Birleşmiş Milletler (BM) Genel Kurulu, yalnızca diplomatik tartışmaların değil, aynı zamanda insanlığın vicdanının da yankı bulduğu bir platformdur. Bu yılki oturumda Kolombiya Devlet Başkanı Gustavo Petro’nun yaptığı çağrı, uluslararası toplumun sorumluluklarını yeniden düşünmesi gerektiğini bir kez daha ortaya koydu. Petro, Filistin’de yaşanan trajediyi “soykırım” olarak nitelendirdi ve Birleşmiş Milletler bünyesinde UN Protection Force adıyla bir koruma gücü kurulmasını önerdi. Bu öneri, uluslararası hukukun, insani değerlerin ve devletlerin yükümlülüklerinin yeniden tartışılmasına yol açtı.
Petro’nun konuşmasında altını çizdiği en kritik noktalardan biri, devletlerin karşı karşıya olduğu ahlaki ikilemdi: “İnsanlık mı, yoksa soykırım mı?” Ona göre hukuka göre sessizlik yalnızca pasif bir tutum değil, aynı zamanda suç ortaklığı anlamına geliyor. Her devletin, özellikle de BM üyesi devletlerin, savunmasız halkları koruma yükümlülüğü bulunuyor. Bu nedenle, herhangi bir veto mekanizmasının insan hayatının korunması gibi evrensel bir değerin önünde engel olmamalı.
İnsani Yardım Gemisine Saldırı: Hukukun İhlalidir.
Ayrıca İsrail'in insani yardım taşıyan Sumud filosuna saldırı yapması aynı zamanda doğrudan uluslararası hukukun ihlali anlamına geliyor. İnsani yardım gemilerine yönelik her türlü saldırı, hem savaş hukukuna hem de insanlık onuruna karşı işlenmiş bir suç olarak değerlendirilmek zorunda.
Buna karşı sessizlik suç ortaklığıdır.”
Erdoğan ve Petro’nun Paralel Çağrıları
Petro’nun çağrısı, aslında yeni bir tartışmayı da beraberinde getirmedi. Türkiye Cumhurbaşkanı Recep Tayyip Erdoğan da uzun süredir Gazze için uluslararası bir koruma gücü oluşturulması gerektiğini dile getiriyordu. Erdoğan’ın bu konudaki söylemleri ile Petro’nun BM kürsüsünde yaptığı çıkış, farklı coğrafyalardan iki liderin benzer insani hassasiyetleri dile getirdiğini gösteriyor. Bu paralel çıkışlar, meselenin yalnızca bölgesel bir sorun değil, tüm dünyanın ortak sorumluluğu olduğunu ortaya koyuyor.

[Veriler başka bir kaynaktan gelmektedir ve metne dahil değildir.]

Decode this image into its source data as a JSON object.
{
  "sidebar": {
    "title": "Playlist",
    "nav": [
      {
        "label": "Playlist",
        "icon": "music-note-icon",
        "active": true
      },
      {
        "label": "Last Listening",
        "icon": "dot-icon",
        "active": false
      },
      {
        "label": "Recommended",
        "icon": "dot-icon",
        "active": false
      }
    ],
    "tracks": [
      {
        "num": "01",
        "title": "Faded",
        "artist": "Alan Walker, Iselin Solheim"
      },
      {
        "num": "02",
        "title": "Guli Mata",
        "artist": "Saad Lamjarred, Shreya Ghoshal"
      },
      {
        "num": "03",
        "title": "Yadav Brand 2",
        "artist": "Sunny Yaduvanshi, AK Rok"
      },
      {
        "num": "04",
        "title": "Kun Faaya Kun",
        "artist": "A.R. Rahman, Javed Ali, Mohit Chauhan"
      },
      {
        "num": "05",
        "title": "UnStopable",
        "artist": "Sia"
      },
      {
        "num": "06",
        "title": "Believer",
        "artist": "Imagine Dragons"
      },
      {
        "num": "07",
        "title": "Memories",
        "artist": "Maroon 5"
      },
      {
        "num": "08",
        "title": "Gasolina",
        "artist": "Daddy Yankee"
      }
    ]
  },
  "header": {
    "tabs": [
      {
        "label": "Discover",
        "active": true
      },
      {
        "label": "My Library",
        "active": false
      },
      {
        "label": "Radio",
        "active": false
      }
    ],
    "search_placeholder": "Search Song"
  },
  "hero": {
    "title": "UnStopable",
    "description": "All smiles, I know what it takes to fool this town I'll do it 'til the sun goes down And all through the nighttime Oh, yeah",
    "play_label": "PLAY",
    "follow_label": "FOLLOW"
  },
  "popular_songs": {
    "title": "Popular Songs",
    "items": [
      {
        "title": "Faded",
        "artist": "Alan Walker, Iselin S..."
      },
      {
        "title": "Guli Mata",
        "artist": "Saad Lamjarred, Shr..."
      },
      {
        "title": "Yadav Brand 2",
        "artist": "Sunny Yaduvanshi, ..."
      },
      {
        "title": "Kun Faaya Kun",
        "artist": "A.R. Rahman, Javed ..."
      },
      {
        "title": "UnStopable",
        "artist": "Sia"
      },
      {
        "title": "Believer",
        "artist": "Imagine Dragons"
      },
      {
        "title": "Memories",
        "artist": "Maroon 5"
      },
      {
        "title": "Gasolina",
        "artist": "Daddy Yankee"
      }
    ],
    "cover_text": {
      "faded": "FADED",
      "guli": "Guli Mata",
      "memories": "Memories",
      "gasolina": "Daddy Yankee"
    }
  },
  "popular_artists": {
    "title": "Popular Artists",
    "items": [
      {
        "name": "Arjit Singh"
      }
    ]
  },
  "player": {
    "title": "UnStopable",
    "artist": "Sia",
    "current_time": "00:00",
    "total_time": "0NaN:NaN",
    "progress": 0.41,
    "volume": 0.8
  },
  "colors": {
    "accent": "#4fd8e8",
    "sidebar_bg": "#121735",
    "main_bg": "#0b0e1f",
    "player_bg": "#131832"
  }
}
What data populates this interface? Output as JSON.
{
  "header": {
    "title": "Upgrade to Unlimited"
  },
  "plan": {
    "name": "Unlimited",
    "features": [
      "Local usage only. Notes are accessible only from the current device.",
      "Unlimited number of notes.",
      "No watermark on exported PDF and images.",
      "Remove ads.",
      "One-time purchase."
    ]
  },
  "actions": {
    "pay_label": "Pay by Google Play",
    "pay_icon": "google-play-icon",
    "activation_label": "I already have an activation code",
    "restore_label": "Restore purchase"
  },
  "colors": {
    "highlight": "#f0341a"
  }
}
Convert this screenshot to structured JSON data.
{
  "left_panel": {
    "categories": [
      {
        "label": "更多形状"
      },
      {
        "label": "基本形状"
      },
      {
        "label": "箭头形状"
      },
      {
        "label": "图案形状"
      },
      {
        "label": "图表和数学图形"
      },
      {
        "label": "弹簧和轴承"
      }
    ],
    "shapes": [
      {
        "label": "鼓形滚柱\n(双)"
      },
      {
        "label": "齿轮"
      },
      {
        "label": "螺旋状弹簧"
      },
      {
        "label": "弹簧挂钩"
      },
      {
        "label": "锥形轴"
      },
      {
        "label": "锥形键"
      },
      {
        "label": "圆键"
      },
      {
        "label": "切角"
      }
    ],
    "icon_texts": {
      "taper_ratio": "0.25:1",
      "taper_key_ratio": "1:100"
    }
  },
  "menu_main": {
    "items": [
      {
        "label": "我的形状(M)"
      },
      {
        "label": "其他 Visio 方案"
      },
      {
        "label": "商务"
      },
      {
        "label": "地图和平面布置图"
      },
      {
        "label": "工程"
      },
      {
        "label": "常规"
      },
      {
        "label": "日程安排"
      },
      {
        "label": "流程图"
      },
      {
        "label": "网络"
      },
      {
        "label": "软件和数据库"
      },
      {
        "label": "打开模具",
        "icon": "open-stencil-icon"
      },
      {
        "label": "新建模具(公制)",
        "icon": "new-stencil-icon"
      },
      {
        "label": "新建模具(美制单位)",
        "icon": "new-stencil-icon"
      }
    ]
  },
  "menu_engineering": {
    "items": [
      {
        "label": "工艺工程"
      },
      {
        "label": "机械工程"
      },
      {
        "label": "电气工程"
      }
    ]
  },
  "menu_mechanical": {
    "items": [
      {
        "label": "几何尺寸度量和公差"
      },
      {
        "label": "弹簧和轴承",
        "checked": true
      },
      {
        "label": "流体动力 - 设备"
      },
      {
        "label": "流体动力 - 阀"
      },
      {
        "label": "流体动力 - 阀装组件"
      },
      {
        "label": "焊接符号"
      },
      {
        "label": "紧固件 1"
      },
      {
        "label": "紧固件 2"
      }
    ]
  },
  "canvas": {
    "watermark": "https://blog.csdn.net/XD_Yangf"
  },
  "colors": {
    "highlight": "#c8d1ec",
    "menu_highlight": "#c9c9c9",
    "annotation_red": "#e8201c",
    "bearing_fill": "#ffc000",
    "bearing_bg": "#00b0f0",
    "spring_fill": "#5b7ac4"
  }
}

Genel Kurul’da yükselen bu tartışmalar, insanlık tarihinin kritik bir dönemeçte olduğunu hatırlatıyor. Uluslararası toplumun önünde iki seçenek bulunuyor: ya hukukun ve insanlığın yanında durarak koruma gücü gibi somut adımlar atılacak, ya da eylemsizlik tercih edilerek tarihe kara bir leke daha düşürülecek. Petro’nun ifadesiyle, “Tarih her oyu kaydedecek.”
Gustavo Petro’nun BM Genel Kurulu’ndaki çağrısı, yalnızca bir siyasi söylem değil, insanlık vicdanına yapılmış bir uyarıdır. Recep Tayyip Erdoğan’ın benzer şekilde yıllardır dile getirdiği “Gazze için koruma gücü” önerisi ile birlikte düşünüldüğünde, mesele artık uluslararası toplumun sorumluluk almaktan kaçınamayacağı bir noktaya ulaşmıştır. İnsanlık, adeta S.O.S veriyor. Karar, devletlerin elinde: ya insan hayatını korumak için harekete geçilecek ya da suskunlukla tarihin en ağır suçlarına ortak olunacak.